Анна Владимировна вдруг ласково дотронулась до плеча Юлии.
– Я понимаю, вы хотите сказать, что вам иногда кажется, что эта жизнь лишена чего-то значительного, что она груба и примитивна. Все вокруг говорят только о деньгах, о каких-то пошлостях, никто никому не верит, все подсиживают друг друга. Это может вызывать отвращение. Но не поддавайтесь эмоциям, иногда они обходятся нам слишком дорого. Научитесь наслаждаться жизнью во всех ее проявлениях, вы должны внушить себе мысль, что вы – баловень судьбы. Посмотрите на миллионы людей: сколько усилий им приходиться прилагать, дабы заработать на хлеб насущный. Вы хотите жить так, как они?
Юлия задумчиво посмотрела на Довгаль.
– Нет, у меня уже был такой период в жизни, не хочется в него возвращаться вновь.

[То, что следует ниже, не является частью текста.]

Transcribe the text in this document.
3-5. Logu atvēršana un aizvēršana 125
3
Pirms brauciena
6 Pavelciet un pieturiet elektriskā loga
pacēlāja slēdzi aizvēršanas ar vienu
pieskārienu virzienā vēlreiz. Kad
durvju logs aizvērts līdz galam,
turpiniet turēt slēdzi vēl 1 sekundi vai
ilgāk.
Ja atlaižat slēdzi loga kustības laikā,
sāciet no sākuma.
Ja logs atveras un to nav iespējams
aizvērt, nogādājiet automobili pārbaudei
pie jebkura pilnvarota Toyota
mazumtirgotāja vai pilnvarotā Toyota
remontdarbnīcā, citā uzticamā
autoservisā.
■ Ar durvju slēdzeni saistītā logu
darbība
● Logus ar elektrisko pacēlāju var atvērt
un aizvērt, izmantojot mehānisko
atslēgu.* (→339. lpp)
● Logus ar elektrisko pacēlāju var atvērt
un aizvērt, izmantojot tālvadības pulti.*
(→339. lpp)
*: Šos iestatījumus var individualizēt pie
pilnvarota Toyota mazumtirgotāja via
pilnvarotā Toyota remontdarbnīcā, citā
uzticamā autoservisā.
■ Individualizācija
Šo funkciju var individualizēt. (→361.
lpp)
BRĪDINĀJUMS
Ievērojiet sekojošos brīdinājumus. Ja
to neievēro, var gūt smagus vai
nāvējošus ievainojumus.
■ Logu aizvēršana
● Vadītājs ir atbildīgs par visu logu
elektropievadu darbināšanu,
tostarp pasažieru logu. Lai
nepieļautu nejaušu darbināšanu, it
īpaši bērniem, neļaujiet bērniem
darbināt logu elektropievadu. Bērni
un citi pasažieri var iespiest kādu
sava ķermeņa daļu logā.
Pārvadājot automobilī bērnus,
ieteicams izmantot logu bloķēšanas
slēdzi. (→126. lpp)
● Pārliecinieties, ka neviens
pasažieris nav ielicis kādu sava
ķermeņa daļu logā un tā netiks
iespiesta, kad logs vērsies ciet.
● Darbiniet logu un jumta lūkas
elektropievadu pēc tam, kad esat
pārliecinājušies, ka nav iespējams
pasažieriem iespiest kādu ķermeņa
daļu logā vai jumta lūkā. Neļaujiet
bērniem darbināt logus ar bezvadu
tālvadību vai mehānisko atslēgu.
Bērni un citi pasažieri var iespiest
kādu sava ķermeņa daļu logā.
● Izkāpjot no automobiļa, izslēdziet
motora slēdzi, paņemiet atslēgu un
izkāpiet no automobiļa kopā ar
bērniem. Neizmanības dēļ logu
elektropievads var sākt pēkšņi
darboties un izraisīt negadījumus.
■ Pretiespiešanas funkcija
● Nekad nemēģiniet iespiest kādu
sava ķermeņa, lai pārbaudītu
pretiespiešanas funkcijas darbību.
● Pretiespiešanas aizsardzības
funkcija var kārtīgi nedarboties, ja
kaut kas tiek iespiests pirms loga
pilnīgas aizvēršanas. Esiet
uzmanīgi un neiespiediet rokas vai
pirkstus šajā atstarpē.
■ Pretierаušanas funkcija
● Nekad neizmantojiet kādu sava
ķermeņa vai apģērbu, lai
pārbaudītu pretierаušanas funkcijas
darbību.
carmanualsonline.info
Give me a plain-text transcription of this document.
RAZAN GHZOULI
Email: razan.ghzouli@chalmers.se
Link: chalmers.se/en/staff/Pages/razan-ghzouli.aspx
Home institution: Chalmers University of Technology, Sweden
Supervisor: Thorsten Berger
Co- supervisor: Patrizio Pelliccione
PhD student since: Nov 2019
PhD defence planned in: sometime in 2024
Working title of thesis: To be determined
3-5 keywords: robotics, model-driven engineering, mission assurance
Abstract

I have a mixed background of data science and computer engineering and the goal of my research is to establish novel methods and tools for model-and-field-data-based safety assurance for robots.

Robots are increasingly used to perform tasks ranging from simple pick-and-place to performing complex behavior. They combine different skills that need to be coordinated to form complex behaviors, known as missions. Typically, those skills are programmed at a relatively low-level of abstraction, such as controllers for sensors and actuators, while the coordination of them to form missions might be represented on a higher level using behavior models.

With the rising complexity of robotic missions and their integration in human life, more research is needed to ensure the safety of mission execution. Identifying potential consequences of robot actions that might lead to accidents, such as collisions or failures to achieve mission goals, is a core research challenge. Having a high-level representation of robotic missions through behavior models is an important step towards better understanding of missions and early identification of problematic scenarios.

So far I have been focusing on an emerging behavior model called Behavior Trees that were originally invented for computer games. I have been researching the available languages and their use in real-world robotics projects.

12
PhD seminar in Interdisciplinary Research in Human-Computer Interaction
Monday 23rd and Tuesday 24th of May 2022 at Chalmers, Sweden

– Тогда о чем же вы грустите? Не обращайте внимания на окружающих вас людей, вам все равно их не переделать. Будете ли вы просить милостыню на станциях метро или принимать ванны из шампанского или уйдете в монастырь замаливать все наши бесчисленные грехи, они все равно останутся точно такими же. Им никогда не будет дела до ваших переживаний. Знаете, в чем причина ваших проблем?
– Будьте любезны, скажите.
– Вы еще по-настоящему не вкусили удовольствия от жизни, вот и переживаете из-за того, что на самом деле не имеет к вам никакого отношения. А когда вы почувствуете всю ее сладость и прелесть… – Анна Владимировна замолчала и на ее ярко-алых губах появилась улыбка. – Поверьте мне, как опытной женщине, когда это случается, все переживания быстро испаряются, как вот этот чай из стоящей перед вами чашки. Знаете, что вам еще мешает чувствовать себя комфортно? Вы ничем не заняты. Вы невольно начинаете размышлять о разных вещах… Какие только мысли не приходят людям от безделья. Вам срочно нужно найти себе дело. И я вам хочу поручить как раз кое-что. Тем более, что вы разбираетесь в живописи. Нужно отобрать картины на выставку Лукомского. Вы согласны со мной, что он гений?
– Он очень талантлив, а гений или нет, это определяет только время.
– Ну, может, вы и правы, но и талантливому человеку нужно помогать. Мой муж согласился профинансировать его выставку. Я смотрела то, что Лукомский хочет выставить, и не совсем согласна с его выбором. Некоторые работы мне показались просто слабыми, а некоторые чересчур вызывающими. На мой взгляд, его кисть слишком сильно зависит от настроения, когда он на подъеме, он создает шедевры, когда же он испытывает очередной кризис, то рисует что-то невразумительное или до предела неприличное. Но именно эти картины он и хочет продемонстрировать публике.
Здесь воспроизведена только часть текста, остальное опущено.